Exposição, individualmente, é *o* assunto mais importante que se pode estudar em fotografia. Se toda a teoria por trás da fotografia fosse um corpo de ópera, a exposição seria a nossa prima donna. Na exposição quase todos os conceitos, como abertura, velocidade, ISO se unem. A exposição, longe de ser apenas uma discussão técnica (que temos a opção de deixar a cargo da máquina, usando o modo "automático"), é também uma decisão artística. Você verá porquê.

No pequeno instante entre clicar o botão disparador a primeira vez e a foto ser registrada, acontece um monte de operações em uma câmera eletrônica, digital ou não. A câmera observa a quantidade de luz que está entrando, tenta medir a distância dos objetos ou pessoas, e calcula diversos ajustes possíveis para uma foto bem exposta. Tudo isso numa fração de segundo. E aí, ao se fazer o click, você julga se ela fez um bom trabalho entendendo o mundo através da sua lente, ou não.

A primeira coisa que você provavelmente irá conferir ao tirar uma foto foi se esta saiu escura ou clara demais. Estamos então, falando de exposição.

Quanto à exposição, uma foto pode ser de três tipos básicos:

Exposição normal: há equilíbrio entre as áreas de luz e sombras, e podemos divisar perfeitamente o objeto fotografado. Frequentemente mais de um objeto ou pessoa na foto estão iluminados de formas diferentes, então, exceto se estivermos usando iluminação artificial, há que se escolher o que vai ficar bem exposto e o que vai ser "sacrificado". No caso, a dançarina da esquerda (de branco) está melhor iluminada que a da direita. Se eu ajustasse a câmera para expor melhor a dançarina de rosa, perderia todos os detalhes da roupa clara da outra, por exemplo.

Superexposição: Eu vejo fantasmas... ;-)
Superexposição ocorre quando o ajuste não foi perfeito (dizer isso para a foto ao lado redefine a palavra eufemismo, mas vá lá), e mais luz do que o necessário atingiu o seu sensor digital ou filme. Os tons intermediários - como os tons de pele - se transformam em altas-luzes, ou seja, tendem a branco. Note que a superexposição não precisa ser da foto com um todo. Se o senhor no lado esquerdo da foto tivesse saído muito escuro, ou tivesse mesmo desaparecido nas sombras, eu consideraria a exposição correta desde que a dançarina estivesse iluminada adequadamente. Para falar a verdade, eu nem mostraria essa foto se não fosse pelo nobre intuito de ensinar fotografia...
Quando uma foto tem excesso de luz, diz-se que a luz ou a foto "estourou".

Subexposição: O exato oposto do anterior.

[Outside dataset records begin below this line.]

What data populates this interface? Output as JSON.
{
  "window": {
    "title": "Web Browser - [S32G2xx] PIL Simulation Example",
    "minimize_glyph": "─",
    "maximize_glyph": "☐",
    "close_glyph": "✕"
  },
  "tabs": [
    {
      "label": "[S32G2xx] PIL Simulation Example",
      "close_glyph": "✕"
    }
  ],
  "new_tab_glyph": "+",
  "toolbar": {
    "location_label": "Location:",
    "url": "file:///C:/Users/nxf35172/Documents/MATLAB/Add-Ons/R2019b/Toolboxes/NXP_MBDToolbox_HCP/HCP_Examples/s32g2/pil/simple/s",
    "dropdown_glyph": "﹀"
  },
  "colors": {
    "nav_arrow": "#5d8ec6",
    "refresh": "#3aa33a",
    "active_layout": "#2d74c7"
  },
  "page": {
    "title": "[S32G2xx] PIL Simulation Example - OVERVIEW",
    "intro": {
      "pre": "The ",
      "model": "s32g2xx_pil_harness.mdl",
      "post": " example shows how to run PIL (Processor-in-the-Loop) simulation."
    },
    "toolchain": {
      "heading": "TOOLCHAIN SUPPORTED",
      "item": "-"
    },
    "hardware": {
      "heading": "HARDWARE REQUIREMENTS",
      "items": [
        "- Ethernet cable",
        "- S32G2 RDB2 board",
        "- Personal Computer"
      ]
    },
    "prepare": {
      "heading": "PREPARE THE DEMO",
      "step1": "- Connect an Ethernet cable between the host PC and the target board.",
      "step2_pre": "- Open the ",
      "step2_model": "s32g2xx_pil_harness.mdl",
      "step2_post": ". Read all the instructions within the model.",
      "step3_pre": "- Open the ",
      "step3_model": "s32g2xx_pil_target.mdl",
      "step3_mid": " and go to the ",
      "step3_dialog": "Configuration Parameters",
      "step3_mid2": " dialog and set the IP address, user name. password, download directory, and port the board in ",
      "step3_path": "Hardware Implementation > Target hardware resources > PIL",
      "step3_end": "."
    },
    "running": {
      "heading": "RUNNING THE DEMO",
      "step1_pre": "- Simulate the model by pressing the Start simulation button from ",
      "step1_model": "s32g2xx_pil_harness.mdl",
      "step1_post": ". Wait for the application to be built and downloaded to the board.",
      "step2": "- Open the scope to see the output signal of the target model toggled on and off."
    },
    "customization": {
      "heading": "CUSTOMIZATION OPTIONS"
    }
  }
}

As sombras predominam na foto, e faltam detalhes. Pode-se porém desejar propositadamente que a foto seja escura, dando um ar misterioso; ou muito claro, dando uma esfera por vezes divina; sim, exposição é mesmo uma decisão artística. Mas 99,999999999% das vezes o que queremos é uma exposição correta!

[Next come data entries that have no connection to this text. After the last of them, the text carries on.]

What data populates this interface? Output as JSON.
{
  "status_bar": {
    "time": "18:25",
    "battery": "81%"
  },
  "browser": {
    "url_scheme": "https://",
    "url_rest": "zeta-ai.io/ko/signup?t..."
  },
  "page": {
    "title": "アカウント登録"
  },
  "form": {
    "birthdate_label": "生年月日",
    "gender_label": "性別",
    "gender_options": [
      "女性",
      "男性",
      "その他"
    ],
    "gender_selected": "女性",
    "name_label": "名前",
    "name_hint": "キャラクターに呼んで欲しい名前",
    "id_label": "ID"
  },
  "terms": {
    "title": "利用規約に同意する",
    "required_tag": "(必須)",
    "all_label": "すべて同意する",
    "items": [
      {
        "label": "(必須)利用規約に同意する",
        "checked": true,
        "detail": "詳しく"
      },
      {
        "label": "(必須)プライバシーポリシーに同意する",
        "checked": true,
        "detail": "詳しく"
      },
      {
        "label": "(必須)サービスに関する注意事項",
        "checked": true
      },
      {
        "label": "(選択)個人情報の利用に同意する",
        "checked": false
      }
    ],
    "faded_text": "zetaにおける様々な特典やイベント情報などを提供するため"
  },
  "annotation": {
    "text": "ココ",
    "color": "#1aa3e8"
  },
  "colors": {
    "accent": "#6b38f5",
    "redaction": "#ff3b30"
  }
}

Um conceito importante para discutir exposição é...

O Fotômetro
O componente que existe em cada câmera para medir a intensidade da luz se chama fotômetro. Nos idos de outrora, bem antes ainda das máquinas eletrônicas com modo automático que você conhece, já haviam fotômetros, mas eles eram equipamentos externos (como esse ao lado), e não integrados ao equipamento. Esse tipo de fotômetro ainda é fabricado, mais moderno, logicamente, mas a sua utilização é restrita a profissionais ou amadores muito avançados, pois na maior parte dos casos pode-se medir bem a luz usando apenas o fotômetro interno da câmera e no máximo um grey card (cartão de papelão usado para, entre outras coisas, ajudar a câmera a medir a luz com precisão, por ter uma reflexividade padrão). Mas o que você precisa saber é que a sua máquina digital *tem* um fotômetro. Na maioria dos projetos atuais este mede a luminosidade através da própria lente da câmera.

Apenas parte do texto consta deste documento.